Hey there, time traveller!
This article was published 28/2/2013 (1307 days ago), so information in it may no longer be current.
OTTAWA -- The head of Manitoba's southern chiefs wants a meeting with Public Safety Minister Vic Toews, hoping to squeeze more money out of him for on-reserve policing.
Murray Clearsky, grand chief of the Southern Chiefs Organization, wrote to Toews Wednesday to request an immediate meeting. It came after Toews said publicly this week he was meeting with other chiefs to discuss aboriginal policing Feb. 26.
That meeting, with chiefs from Quebec and Labrador, comes as policing agreements affecting 26 communities in Quebec are set to expire at the end of March.
Toews and Prime Minister Stephen Harper have indicated a decision about police funding will be forthcoming in the federal budget, expected later this month.
"As has been indicated by the prime minister, a funding decision will be made in the near future," he said during question period Thursday.
Clearsky wants more than that assurance; he wants stable, full-time funding that isn't set to expire every year or two.
"The short-term policing agreements and funding cap make it extremely difficult to provide the expected level of adequate service in a balanced approach using prevention and protection as the core foundations for creating an atmosphere which provides for the safety and well-being of all community members," he wrote in his letter.
He said there is a discrepancy in what Ottawa pays to have the RCMP police reserves and what it pays for aboriginal police services to do so.
"Your Conservative government's 'tough on crime' agenda should have the inclusion of stable, well-staffed and properly funded police services so we can continue reducing crime rates in all parts of the country and make it a safe environment for all our citizens."
The issue of policing on reserves made headlines last summer when Northlands First Nation Chief Joe Antsanen went public with the fact his community had no policing most of the time.

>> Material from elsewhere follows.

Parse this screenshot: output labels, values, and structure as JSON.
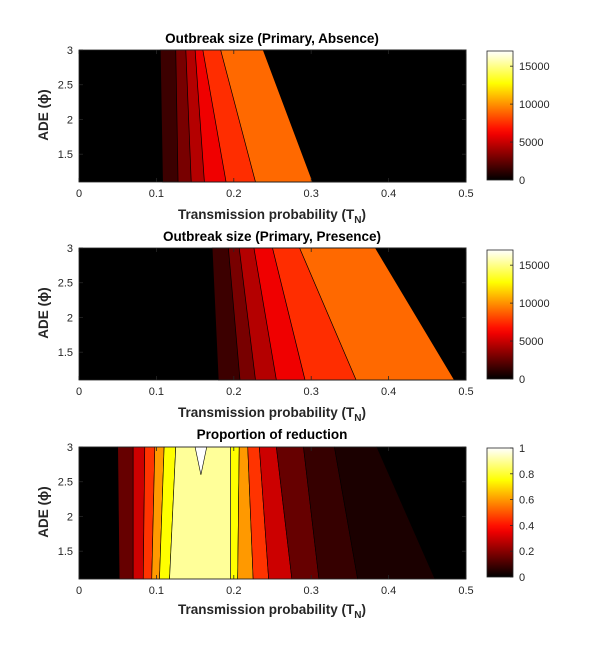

The two band constables that were trained and able to detain people at least until the RCMP could arrive had quit. Ottawa had provided no further funding to train new constables, and the band was no longer able to access the RCMP holding facilities without a trained band constable available.
At least four times last summer, people who needed to be detained ended up chained to the floor of an arena dressing room.
Toews and Manitoba Attorney General Andrew Swan took turns pointing the finger at each other for the problem.
Policing is a provincial responsibility, but Ottawa provides almost half the money for policing on reserves.
Toews' spokesman said the Conservatives spend $122 million on aboriginal policing agreements on more than 400 First Nations, up from $92 million in 2005-06 when the Liberals were in power. There was no response when asked if Toews would meet Clearsky.
Liberal Aboriginal Affairs critic Carolyn Bennett said Toews has to stop blaming the provinces and develop permanent funding agreements.
"Every statistic shows (aboriginal policing) works," she said. "But it requires stable and predictable funding."